The MSP helps to increase investor confidence by introducing transparency and predictability, in turn boosting investment in innovation and blue technologies, paves the way to attract sustainable investments – including blue, green and sustainable financing, and creates fiscal space while also achieving the related nature conservation targets in line with the country’s commitments with regards to the Sustainable Development Goals. Adopting sustainable blue economy development pathways, including an MSP, can help Sri Lanka turn the present fiscal challenges into opportunities by harnessing the ocean’s unique advantages. Further, MSP allocates space for biodiversity and nature conservation, simultaneously generating economic benefits such as greater certainty of access to desirable areas for new private-sector investments. MSP works across sectors to encourage investments by creating more transparent rules and a predictable investment climate whilst ensuring that human activities at sea do not further jeopardize the health of our ocean.

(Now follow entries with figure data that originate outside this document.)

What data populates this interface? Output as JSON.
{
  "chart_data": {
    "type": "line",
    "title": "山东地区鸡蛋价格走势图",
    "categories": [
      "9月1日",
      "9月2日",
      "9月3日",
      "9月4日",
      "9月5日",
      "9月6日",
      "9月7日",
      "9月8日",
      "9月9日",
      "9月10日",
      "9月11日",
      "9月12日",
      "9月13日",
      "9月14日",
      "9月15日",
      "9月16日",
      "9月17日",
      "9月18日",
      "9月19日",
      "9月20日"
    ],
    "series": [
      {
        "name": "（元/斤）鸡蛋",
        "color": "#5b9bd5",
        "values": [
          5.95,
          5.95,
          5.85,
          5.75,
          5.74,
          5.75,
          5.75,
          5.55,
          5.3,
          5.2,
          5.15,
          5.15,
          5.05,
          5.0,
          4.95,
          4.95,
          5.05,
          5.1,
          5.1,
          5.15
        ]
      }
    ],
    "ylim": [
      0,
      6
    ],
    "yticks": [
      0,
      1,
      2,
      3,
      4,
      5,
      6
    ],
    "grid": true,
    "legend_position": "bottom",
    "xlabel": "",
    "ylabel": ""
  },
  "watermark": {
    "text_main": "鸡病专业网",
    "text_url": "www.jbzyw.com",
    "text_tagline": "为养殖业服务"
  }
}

UNDP’s offer of support on Marine Spatial Planning
Over the last 25 years, UNDP has mobilized over US$1 billion for ocean protection and restoration in more than 100 countries.
Building on this wealth of experience, UNDP together with the Government of Sri Lanka recently conducted a high-level stakeholder consultation on developing a roadmap towards a Marine Spatial Plan. The said roadmap for Marine Spatial Plan is currently underway and is expected to be launched in the coming months. UNDP and the Lakshman Kadirgamar Institute (LKI) are also putting together a joint policy paper on Blue Economy which will be released in the coming weeks. UNDP will continue to extend support to the Government of Sri Lanka to identify and situate the MSP within the National Development priorities, bring together all relevant stakeholders, whilst strongly welcoming collaborations and new partnerships in the broader blue economy mandate envisioned for Sri Lanka.